At last a solid base for the European Banking Union

Ecofin Council. Pierre Moscovici, French Minister of Finance, Wolfgang Schauble, German Federal Minister for Finance (from left to right). (Council of the European Union photographic library, 21/6/2013).

Ecofin Council. Pierre Moscovici, French Minister of Finance (standing), Wolfgang Schauble, German Federal Minister for Finance (from left to right). (Council of the European Union photographic library, 21/6/2013).

The Ecofin Council, regrouping the 27 EU ministers of Finance, struck an agreement at 2.00 o’clock this morning over the much debated ‘bank resolution and recovery’ draft directive. As it usually happens in the European Union the final agreement between member states on crucial issues does not go all the way through, but still offers the basic tools to establish a viable and working solution.
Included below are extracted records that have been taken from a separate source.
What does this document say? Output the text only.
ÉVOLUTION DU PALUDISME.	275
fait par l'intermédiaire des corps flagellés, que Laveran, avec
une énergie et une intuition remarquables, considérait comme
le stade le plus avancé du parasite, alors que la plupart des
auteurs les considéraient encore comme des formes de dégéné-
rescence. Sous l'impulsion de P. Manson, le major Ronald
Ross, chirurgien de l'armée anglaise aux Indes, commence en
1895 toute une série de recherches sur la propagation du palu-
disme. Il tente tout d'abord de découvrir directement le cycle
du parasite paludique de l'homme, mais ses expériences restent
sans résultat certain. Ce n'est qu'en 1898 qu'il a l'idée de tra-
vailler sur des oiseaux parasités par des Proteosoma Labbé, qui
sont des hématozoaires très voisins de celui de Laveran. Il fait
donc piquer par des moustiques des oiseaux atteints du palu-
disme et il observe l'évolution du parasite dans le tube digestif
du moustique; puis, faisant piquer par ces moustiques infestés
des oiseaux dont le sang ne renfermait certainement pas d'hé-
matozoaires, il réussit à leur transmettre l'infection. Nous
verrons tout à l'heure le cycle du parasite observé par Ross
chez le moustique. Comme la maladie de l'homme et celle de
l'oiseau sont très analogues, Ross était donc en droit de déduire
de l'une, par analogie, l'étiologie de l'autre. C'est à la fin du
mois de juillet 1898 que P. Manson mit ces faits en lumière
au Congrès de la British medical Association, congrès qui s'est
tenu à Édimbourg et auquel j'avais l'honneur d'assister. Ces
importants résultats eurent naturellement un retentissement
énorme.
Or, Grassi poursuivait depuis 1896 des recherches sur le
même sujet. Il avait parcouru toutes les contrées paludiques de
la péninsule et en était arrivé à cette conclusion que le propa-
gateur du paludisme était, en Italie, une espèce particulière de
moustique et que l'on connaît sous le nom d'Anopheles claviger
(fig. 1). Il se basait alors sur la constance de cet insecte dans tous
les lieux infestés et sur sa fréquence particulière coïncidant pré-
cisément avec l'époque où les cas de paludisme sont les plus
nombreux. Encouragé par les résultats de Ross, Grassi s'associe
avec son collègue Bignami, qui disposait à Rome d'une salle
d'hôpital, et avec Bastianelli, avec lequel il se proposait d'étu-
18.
This time the text agreed doesn’t provide for a strong, central bank resolution authority nor does it contain a bank resolution fund like the European Stability Fund. ESM’s involvement is limited to bank recapitalisation even retroactively, but not in bank resolution. In any case this was a breakthrough agreement that leads to more not less Union. Let’s see the details.

Resolution authorities

The compromise sets concrete rules for the national resolution authorities. It determines the main resolution measures, the bail-in tools/funds, the liabilities permanently excluded from bail-in like deposits under €100,000 and asks member states, as a general rule, to set up ex-ante resolution funds, to ensure that the resolution tools can be applied effectively. It also provides for national resolution authorities to set minimum requirements for own funds and eligible liabilities (minimum requirements for eligible liabilities – MREL) for each institution.
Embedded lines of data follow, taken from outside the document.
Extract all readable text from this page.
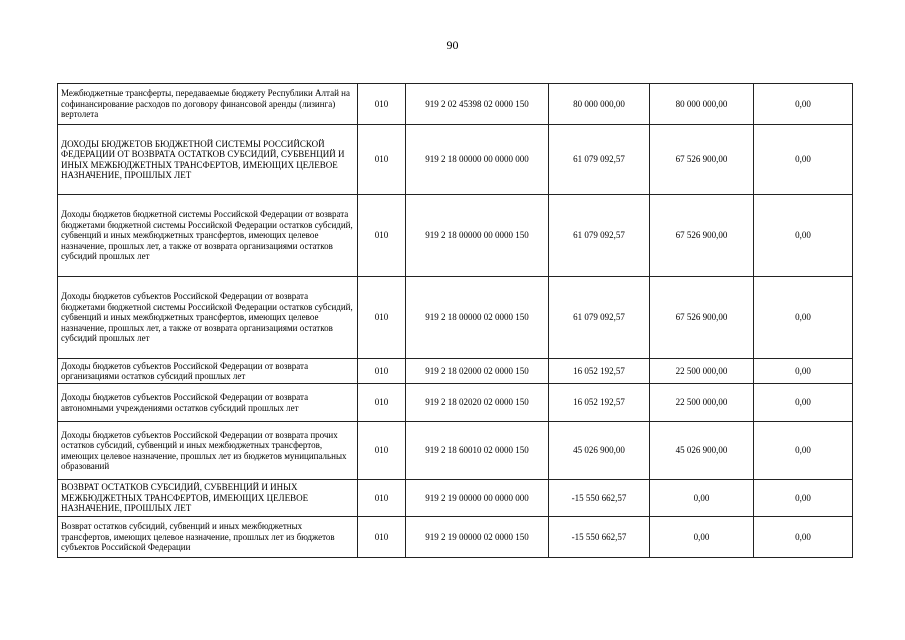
90
Межбюджетные трансферты, передаваемые бюджету Республики Алтай на софинансирование расходов по договору финансовой аренды (лизинга) вертолета	010	919 2 02 45398 02 0000 150	80 000 000,00	80 000 000,00	0,00
ДОХОДЫ БЮДЖЕТОВ БЮДЖЕТНОЙ СИСТЕМЫ РОССИЙСКОЙ ФЕДЕРАЦИИ ОТ ВОЗВРАТА ОСТАТКОВ СУБСИДИЙ, СУБВЕНЦИЙ И ИНЫХ МЕЖБЮДЖЕТНЫХ ТРАНСФЕРТОВ, ИМЕЮЩИХ ЦЕЛЕВОЕ НАЗНАЧЕНИЕ, ПРОШЛЫХ ЛЕТ	010	919 2 18 00000 00 0000 000	61 079 092,57	67 526 900,00	0,00
Доходы бюджетов бюджетной системы Российской Федерации от возврата бюджетами бюджетной системы Российской Федерации остатков субсидий, субвенций и иных межбюджетных трансфертов, имеющих целевое назначение, прошлых лет, а также от возврата организациями остатков субсидий прошлых лет	010	919 2 18 00000 00 0000 150	61 079 092,57	67 526 900,00	0,00
Доходы бюджетов субъектов Российской Федерации от возврата бюджетами бюджетной системы Российской Федерации остатков субсидий, субвенций и иных межбюджетных трансфертов, имеющих целевое назначение, прошлых лет, а также от возврата организациями остатков субсидий прошлых лет	010	919 2 18 00000 02 0000 150	61 079 092,57	67 526 900,00	0,00
Доходы бюджетов субъектов Российской Федерации от возврата организациями остатков субсидий прошлых лет	010	919 2 18 02000 02 0000 150	16 052 192,57	22 500 000,00	0,00
Доходы бюджетов субъектов Российской Федерации от возврата автономными учреждениями остатков субсидий прошлых лет	010	919 2 18 02020 02 0000 150	16 052 192,57	22 500 000,00	0,00
Доходы бюджетов субъектов Российской Федерации от возврата прочих остатков субсидий, субвенций и иных межбюджетных трансфертов, имеющих целевое назначение, прошлых лет из бюджетов муниципальных образований	010	919 2 18 60010 02 0000 150	45 026 900,00	45 026 900,00	0,00
ВОЗВРАТ ОСТАТКОВ СУБСИДИЙ, СУБВЕНЦИЙ И ИНЫХ МЕЖБЮДЖЕТНЫХ ТРАНСФЕРТОВ, ИМЕЮЩИХ ЦЕЛЕВОЕ НАЗНАЧЕНИЕ, ПРОШЛЫХ ЛЕТ	010	919 2 19 00000 00 0000 000	-15 550 662,57	0,00	0,00
Возврат остатков субсидий, субвенций и иных межбюджетных трансфертов, имеющих целевое назначение, прошлых лет из бюджетов субъектов Российской Федерации	010	919 2 19 00000 02 0000 150	-15 550 662,57	0,00	0,00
The agreement was concluded only hours before the 27 EU leaders start converging to Brussels for their June Summit at 18.30 h this afternoon. Understandably they are supposed to endorse the Ecofin agreement without changes. Based on article 114 of the European Treaty, the directive requires a qualified majority for adoption by the Council, in agreement with the Parliament. The Ecofin Council called on the Presidency to immediately start negotiations with the legislators with the aim of adopting the directive at first reading before the end of the year. Given that the present Parliament will be resolved in June 2014 in view of the European elections, the directive must be approved the soonest possible so as the Banking Union is enacted before the end of 2014.

The two camps

The Ecofin Council was divided in two camps. On the one side it was Britain, Sweden, Denmark and France asking for more flexibility. On the other side Germany, Holland and Finland demanded stricter rules so as the bank resolution procedure would offer more reassurances to investors and depositors by setting strict procedures. The final outcome is in between those two positions.
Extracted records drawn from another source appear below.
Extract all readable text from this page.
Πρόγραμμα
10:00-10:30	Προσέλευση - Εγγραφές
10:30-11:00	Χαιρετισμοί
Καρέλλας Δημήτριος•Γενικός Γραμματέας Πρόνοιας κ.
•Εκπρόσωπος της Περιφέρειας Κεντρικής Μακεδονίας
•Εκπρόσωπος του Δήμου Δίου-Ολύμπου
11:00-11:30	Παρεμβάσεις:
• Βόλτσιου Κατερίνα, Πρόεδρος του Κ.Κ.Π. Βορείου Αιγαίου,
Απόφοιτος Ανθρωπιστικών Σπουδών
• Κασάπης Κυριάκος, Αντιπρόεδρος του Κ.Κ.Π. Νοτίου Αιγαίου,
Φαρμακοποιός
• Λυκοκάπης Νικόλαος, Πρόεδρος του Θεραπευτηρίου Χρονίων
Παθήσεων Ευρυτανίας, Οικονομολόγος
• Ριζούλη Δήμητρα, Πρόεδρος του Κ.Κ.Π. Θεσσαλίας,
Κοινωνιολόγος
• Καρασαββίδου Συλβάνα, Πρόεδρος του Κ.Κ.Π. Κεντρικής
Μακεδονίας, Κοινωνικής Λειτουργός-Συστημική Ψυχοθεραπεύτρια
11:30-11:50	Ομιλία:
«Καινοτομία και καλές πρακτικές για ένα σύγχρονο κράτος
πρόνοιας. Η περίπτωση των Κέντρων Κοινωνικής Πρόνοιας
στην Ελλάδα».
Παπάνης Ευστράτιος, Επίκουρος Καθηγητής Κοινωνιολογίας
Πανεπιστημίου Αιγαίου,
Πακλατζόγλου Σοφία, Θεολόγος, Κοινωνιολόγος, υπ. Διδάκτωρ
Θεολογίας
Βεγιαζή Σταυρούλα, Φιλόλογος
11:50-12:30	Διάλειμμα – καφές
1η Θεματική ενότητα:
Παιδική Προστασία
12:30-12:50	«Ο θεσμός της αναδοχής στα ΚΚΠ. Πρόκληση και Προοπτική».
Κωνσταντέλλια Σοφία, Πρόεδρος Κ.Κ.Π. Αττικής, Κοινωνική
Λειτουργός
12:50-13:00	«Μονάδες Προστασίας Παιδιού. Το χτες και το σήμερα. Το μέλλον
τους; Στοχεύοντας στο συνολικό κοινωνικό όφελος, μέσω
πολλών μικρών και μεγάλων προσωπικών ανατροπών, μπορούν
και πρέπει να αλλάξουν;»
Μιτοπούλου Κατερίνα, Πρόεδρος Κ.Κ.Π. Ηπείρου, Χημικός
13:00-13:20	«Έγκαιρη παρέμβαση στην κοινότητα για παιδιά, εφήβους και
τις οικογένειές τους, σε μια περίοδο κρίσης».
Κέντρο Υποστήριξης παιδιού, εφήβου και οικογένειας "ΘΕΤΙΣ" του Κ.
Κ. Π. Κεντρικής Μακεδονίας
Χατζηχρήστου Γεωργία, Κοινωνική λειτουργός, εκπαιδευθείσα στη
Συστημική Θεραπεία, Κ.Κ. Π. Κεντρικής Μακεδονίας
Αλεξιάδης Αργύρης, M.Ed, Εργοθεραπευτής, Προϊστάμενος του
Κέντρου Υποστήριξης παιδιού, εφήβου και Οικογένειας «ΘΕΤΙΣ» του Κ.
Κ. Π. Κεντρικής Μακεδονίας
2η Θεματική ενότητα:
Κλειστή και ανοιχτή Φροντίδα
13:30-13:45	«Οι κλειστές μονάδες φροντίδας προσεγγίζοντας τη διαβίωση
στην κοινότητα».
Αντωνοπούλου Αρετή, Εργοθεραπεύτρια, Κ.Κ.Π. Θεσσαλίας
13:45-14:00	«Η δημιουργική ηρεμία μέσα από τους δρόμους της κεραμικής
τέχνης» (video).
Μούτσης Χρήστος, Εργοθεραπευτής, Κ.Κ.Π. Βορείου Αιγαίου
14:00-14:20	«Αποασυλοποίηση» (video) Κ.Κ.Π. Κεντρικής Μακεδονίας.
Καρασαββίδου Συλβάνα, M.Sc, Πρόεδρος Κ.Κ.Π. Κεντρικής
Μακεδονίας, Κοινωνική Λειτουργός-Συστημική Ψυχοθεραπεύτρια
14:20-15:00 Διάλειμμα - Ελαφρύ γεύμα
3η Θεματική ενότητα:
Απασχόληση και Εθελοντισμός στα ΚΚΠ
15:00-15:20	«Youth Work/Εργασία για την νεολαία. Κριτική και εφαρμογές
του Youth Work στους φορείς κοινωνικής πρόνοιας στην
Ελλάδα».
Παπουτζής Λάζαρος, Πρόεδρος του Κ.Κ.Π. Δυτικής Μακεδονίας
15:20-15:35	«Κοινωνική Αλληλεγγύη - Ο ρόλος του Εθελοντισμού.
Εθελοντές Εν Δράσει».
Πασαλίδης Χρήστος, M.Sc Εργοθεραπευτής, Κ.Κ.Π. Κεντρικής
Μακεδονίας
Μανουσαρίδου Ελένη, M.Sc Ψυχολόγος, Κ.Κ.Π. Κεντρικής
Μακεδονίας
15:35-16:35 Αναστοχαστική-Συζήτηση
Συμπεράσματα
The most important points of the agreement are the following:
*It will be the national resolution authorities to do the job on the spot.
*Banks would be required to draw up recovery plans, and update them annually.
*National authorities would have the power to appoint special managers to an institution and even sale all or part of the business.
*Deposits of less than €100,000 would be inalienable and covered.
*Deposits of physical persons and micro, small and medium enterprises would have preference over the claims of ordinary unsecured, non-preferred creditors and depositors from large corporations.
* The bail-in tool would enable resolution authorities to write down or convert into equity the claims of the shareholders and creditors.
* Exclusions from bail-in are as follows: covered deposits, secured liabilities including covered bonds, liabilities to employees of failing institutions such as fixed salary and pension benefits, commercial claims relating to goods and services critical for the daily functioning of the institution, liabilities arising from a participation in payment systems which have a remaining maturity of less than seven days, inter-bank liabilities with an original maturity of less than seven days

Deposit guarantee scheme

There is however a loophole in the exclusion of small depositors from bail in. The Ecofin decision states: “The deposit guarantee scheme (DGS), which would always step in for covered deposits (i.e. deposits below €100,000), would have a higher ranking than eligible deposits”. This means that the DGSs would step in and contribute in the bail-in cost, if the unsecured deposits’ contribution is exhausted. This is an indirect contribution of small depositors to the bail-in cost. However DGSs are given a higher pecking ranking than unsecured deposits.

In total the draft directives, one for the direct retroactive recapitalization of banks by the ESM which was agreed last week, and now the agreement on the bank resolution and recovery mechanism, plus the already adopted text of a directive on bank supervision by the European Central Bank create a solid environment for the enactment of the European Banking Union. All those developments will adequately and effectively repair the holes in the European Economic and Monetary Union, thus solidifying the base for the single euro money.